Failure to Document and Coordinate Dialysis Care
Penalty
Summary
The facility failed to ensure that residents requiring dialysis received services consistent with professional standards, their care plans, and their individual goals and preferences. Specifically, for three residents reviewed, there was inadequate documentation regarding offsite hemodialysis treatments at an ESRD unit. Record reviews revealed that care plans identified the need for regular dialysis and associated interventions, such as monitoring access sites and documenting post-dialysis weights and communication from the dialysis center. However, there were no active orders for dialysis treatment or care of dialysis access sites in the residents' records, and required documentation such as post-dialysis weights and communication forms from the dialysis center were missing for extended periods.
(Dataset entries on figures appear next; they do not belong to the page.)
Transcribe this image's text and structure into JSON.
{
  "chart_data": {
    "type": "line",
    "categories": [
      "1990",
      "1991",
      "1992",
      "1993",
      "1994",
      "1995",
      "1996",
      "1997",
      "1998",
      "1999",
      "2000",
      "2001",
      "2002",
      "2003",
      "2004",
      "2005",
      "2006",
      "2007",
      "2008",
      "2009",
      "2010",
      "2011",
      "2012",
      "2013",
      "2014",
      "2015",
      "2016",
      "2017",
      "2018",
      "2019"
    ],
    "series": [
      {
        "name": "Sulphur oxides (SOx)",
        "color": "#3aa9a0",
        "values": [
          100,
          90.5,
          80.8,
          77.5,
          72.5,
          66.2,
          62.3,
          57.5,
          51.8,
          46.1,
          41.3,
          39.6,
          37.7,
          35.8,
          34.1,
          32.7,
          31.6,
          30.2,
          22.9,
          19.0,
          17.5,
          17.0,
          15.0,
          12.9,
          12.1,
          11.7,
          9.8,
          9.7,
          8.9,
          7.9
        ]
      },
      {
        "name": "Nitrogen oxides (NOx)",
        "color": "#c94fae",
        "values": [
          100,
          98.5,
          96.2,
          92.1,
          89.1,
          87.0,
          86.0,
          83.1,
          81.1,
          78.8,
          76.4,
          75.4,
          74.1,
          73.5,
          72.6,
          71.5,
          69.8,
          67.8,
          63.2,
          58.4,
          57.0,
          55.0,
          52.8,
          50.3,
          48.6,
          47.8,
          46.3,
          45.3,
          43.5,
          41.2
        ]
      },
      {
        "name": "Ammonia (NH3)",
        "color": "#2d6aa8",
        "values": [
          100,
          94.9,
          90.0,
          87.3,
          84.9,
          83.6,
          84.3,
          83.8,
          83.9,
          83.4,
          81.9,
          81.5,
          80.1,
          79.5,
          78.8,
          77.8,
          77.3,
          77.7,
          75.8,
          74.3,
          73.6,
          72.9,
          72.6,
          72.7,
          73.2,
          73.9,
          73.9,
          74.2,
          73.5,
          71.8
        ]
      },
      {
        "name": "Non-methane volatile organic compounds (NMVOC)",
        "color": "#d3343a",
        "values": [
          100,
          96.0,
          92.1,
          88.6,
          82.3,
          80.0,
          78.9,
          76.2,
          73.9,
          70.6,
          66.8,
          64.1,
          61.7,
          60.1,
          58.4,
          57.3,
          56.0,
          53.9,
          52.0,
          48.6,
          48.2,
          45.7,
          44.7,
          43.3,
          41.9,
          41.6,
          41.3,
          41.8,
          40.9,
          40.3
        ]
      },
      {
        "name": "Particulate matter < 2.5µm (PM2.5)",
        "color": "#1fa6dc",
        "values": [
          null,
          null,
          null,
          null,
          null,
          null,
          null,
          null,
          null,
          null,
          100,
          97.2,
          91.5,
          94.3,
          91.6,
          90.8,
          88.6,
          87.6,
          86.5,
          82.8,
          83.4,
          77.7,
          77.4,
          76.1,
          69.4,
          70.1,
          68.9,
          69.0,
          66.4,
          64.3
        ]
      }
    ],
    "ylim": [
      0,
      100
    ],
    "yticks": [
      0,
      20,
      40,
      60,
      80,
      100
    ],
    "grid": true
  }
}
Interviews with staff, including LVNs and the DON, confirmed that there was no consistent process for collecting and maintaining dialysis communication forms from the dialysis center. Staff reported that forms were sometimes lost or not returned, and there was no centralized system for tracking these documents. Additionally, the DON acknowledged that orders were not always reactivated when residents returned from the hospital, and the admitting nurse was responsible for ensuring orders were in place. The CNA responsible for pre- and post-dialysis weights indicated that her schedule did not always align with residents' return from dialysis, leading to missed documentation. Despite residents reporting that they attended all scheduled dialysis appointments and had no concerns about their care, the facility's records did not reflect adequate documentation of dialysis treatments, post-dialysis monitoring, or communication with the dialysis center. The lack of active orders and missing documentation could result in incomplete monitoring and care for residents receiving dialysis, as evidenced by the findings during the survey.